Alternative title: Blue Jay brutally feeder mogs Tufted Titmouse

Network showing dominance hierarchy among 13 common feeder birds; the Blue Jay wins against 10 species and loses to 3

From the Cornell Lab of Ornithology, a pretty neat article about dominance hierarchies at the bird feeder using over 7,600 observations collected by citizen scientists contributing to Project Feeder Watch. Essentially, bird watchers reported instances when one bird species successfully displaced another at the bird feeder, and used this network of comparisons to build a dominance hierarchy. By using information contained within the network, you can even compare birds that are rarely observed together. Not all dominance patterns are linear, however, as the article reports:

A separate analysis uncovered some dominance triangles in which three birds had one-to-one relationships independent of each other, like a game of birdy rock-paper-scissors. For example, the House Finch dominates the Purple Finch, and the Purple Finch dominates the Dark-eyed Junco, but the junco dominates House Finch.

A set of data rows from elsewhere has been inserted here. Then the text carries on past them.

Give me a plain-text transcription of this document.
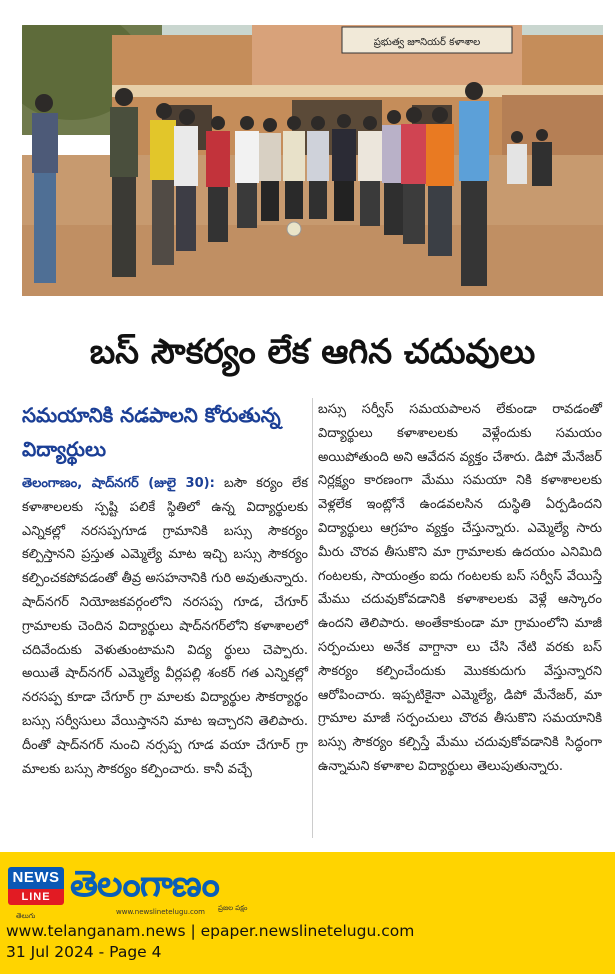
ప్రభుత్వ జూనియర్ కళాశాల
బస్ సౌకర్యం లేక ఆగిన చదువులు
సమయానికి నడపాలని కోరుతున్న విద్యార్థులు

తెలంగాణం, షాద్‌నగర్ (జులై 30): బసౌ కర్యం లేక కళాశాలలకు స్పష్టి పలికే స్థితిలో ఉన్న విద్యార్థులకు ఎన్నికల్లో నరసప్పగూడ గ్రామానికి బస్సు సౌకర్యం కల్పిస్తానని ప్రస్తుత ఎమ్మెల్యే మాట ఇచ్చి బస్సు సౌకర్యం కల్పించకపోవడంతో తీవ్ర అసహనానికి గురి అవుతున్నారు. షాద్‌నగర్ నియోజకవర్గంలోని నరసప్ప గూడ, చేగూర్ గ్రామాలకు చెందిన విద్యార్థులు షాద్‌నగర్‌లోని కళాశాలలో చదివేందుకు వెళుతుంటామని విద్య ర్థులు చెప్పారు. అయితే షాద్‌నగర్ ఎమ్మెల్యే వీర్లపల్లి శంకర్ గత ఎన్నికల్లో నరసప్ప కూడా చేగూర్ గ్రా మాలకు విద్యార్థుల సౌకర్యార్థం బస్సు సర్వీసులు వేయిస్తానని మాట ఇచ్చారని తెలిపారు. దీంతో షాద్‌నగర్ నుంచి నర్సప్ప గూడ వయా చేగూర్ గ్రా మాలకు బస్సు సౌకర్యం కల్పించారు. కానీ వచ్చే

బస్సు సర్వీస్ సమయపాలన లేకుండా రావడంతో విద్యార్థులు కళాశాలలకు వెళ్లేందుకు సమయం అయిపోతుంది అని ఆవేదన వ్యక్తం చేశారు. డిపో మేనేజర్ నిర్లక్ష్యం కారణంగా మేము సమయా నికి కళాశాలలకు వెళ్లలేక ఇంట్లోనే ఉండవలసిన దుస్థితి ఏర్పడిందని విద్యార్థులు ఆగ్రహం వ్యక్తం చేస్తున్నారు. ఎమ్మెల్యే సారు మీరు చొరవ తీసుకొని మా గ్రామాలకు ఉదయం ఎనిమిది గంటలకు, సాయంత్రం ఐదు గంటలకు బస్ సర్వీస్ వేయిస్తే మేము చదువుకోవడానికి కళాశాలలకు వెళ్లే ఆస్కారం ఉందని తెలిపారు. అంతేకాకుండా మా గ్రామంలోని మాజీ సర్పంచులు అనేక వాగ్దానా లు చేసి నేటి వరకు బస్ సౌకర్యం కల్పించేందుకు మొకకుదుగు వేస్తున్నారని ఆరోపించారు. ఇప్పటికైనా ఎమ్మెల్యే, డిపో మేనేజర్, మా గ్రామాల మాజీ సర్పంచులు చొరవ తీసుకొని సమయానికి బస్సు సౌకర్యం కల్పిస్తే మేము చదువుకోవడానికి సిద్ధంగా ఉన్నామని కళాశాల విద్యార్థులు తెలుపుతున్నారు.

NEWS
LINE
తెలుగు
తెలంగాణం
www.newslinetelugu.com ప్రజల పక్షం
www.telanganam.news | epaper.newslinetelugu.com
31 Jul 2024 - Page 4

The full paper is here: Fighting over food unites the birds of North America in a continental dominance hierarchy.

This work is reminiscent of network meta-analysis, in which three or more interventions (e.g., drugs) are compared using both direct and indirect evidence. For example, if there are studies comparing drug A versus drug B and drug B versus drug C, we can infer the comparison between drug A and drug C, even if no study has ever directly compared them.